Sex hormones, adiposity and metabolism differences between men and women have researchers examining how estrogen, androgens and adipose tissue affect obesity and Type 2 diabetes. Research has shown that premenopausal women have lower rates of diabetes than men and women who have gone through menopause. Cedars-Sinai Diabetes and Obesity Research Institute (DORI) scientists are focused on understanding the role of estrogen in protecting against diseases associated with obesity and metabolic syndrome.
In addition to being important in reproduction, estrogen receptor alpha (ERα) is key in energy regulation. Estrogen receptors are shown to influence metabolism, obesity, cardiovascular disease, fat distribution, polycystic ovary syndrome, breast cancer, prostate cancer, epigenetics and maternal fetal programming. Estrogens have been shown to regulate metabolism, perhaps by acting as a leptin mimetic in the central nervous system (CNS) and periphery in the regulation of energy homeostasis.
Deborah Clegg, PhD, is a researcher with DORI and a professor in the department of Biomedical Sciences. Her research uses rodent models to test whether androgens and estrogens are involved in the modulation of pathways that normally support metabolic function. Clegg's focus is to better understand the interactions between nutrients, estrogens and obesity in patients who develop breast cancer and Type 2 diabetes.
Sex hormones in women have been shown to be protective in regulating weight and browning of fat. Following gastric bypass surgery, fat in men doesn't brown the way it does in women. Recent research also suggests that women's fat cells may be healthier than men's, in that women's fat cells expand to absorb the fat from a meal and prevent it from circulating in the bloodstream, whereas in men, extra calories turn into lipid droplets that course through the body.
Current studies include:
- Investigate hormonal regulation of fat deposition to determine and track adipose lineage during menopause, as well as tracking and following estrogen replacement
- Examine mechanisms that control formation and remodeling of adipose tissue to determine whether and how remodeling of adipose tissue is altered by estrogen signaling.
- Identify, engineer and study mice that express molecular reporters in adipose lineage.
- Visualize adipose stem cells in vivo and follow their descendants as they divide, migrate and develop into mature adipocytes.
- Access estrogen-dependent remodeling.
- Delineate how estrogen remodels adipose tissue relative to adipose tissue deposition including intra-abdominal (visceral) adipose tissue, which increases with menopause, and subcutaneous adipose tissue (induced by estrogen).
- Integrate surgical (ovariectomy), pharmacological (estrogen) and genetic (adipose-lineage-specific estrogen receptor knockouts) manipulations to model these morphogenic transformations and determine how they affect adipose lineage specification using our newly developed mice.
- Define the mechanistic underpinnings of the estrogenic-remodeling effects on adipose stem cells, adipose niche cells and adipocytes, and elucidate how physiological and pharmacological stimuli regulate the stem population and the growth of adipose tissue.
- Determine new aspects of adipose biology and metabolic control and how estrogen provides a protective effect, highlighting those that are relevant to new therapies for obesity and diabetes.
- Estrogen reduces inflammation through ERα
- Examine the anti-inflammatory properties that the estrogen receptor ERα exerts peripherally in adipocytes and centrally in proopiomelanocortin (POMC)-positive neurons.
- Observe how peripheral tissues, such as adipose tissue, convey metabolic signals to the CNS, and how these signals are communicated back to the periphery, such as the liver.
- Study the specific role of inflammatory signals in this process by focusing on pro- and anti-inflammatory actions of several proteins in adipose tissue and within the CNS, such as the hypothalamus and the vagal afferent neurons in the nodose ganglia.

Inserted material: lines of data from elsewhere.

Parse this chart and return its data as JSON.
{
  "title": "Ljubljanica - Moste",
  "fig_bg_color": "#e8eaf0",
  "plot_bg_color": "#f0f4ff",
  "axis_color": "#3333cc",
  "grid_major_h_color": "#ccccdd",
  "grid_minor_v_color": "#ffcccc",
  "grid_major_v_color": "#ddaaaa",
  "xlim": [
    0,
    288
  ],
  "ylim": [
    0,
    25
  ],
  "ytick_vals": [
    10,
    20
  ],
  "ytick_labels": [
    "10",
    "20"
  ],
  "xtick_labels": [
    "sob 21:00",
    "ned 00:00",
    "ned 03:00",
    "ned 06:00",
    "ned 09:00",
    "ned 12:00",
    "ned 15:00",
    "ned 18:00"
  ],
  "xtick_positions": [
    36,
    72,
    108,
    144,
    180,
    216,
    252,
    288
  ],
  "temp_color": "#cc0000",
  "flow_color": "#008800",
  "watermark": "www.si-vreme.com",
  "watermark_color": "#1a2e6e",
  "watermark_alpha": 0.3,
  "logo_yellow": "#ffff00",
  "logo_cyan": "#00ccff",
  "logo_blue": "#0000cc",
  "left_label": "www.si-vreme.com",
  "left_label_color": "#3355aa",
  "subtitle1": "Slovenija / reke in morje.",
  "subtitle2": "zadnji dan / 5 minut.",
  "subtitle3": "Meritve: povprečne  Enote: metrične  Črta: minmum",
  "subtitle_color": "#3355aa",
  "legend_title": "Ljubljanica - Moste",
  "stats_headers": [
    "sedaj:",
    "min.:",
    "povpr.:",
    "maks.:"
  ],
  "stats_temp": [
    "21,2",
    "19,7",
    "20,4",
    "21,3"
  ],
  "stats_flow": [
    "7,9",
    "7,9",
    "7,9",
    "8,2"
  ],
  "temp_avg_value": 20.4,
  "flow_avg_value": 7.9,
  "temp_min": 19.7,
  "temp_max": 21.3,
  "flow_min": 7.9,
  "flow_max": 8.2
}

- Determine the role of estrogen in mediating anti-inflammatory properties through ERα both peripherally (in adipocytes) and centrally (in POMC -positive neurons).
Female adipose tissue is more insulin sensitive, less susceptible to inflammation and has higher expression of estrogen receptors than male adipose tissue, due in part to ERα. The translational research being done will ideally elucidate opportunities to reduce obesity as well as the risk for metabolic diseases including cardiovascular diseases, Type 2 diabetes and cancers.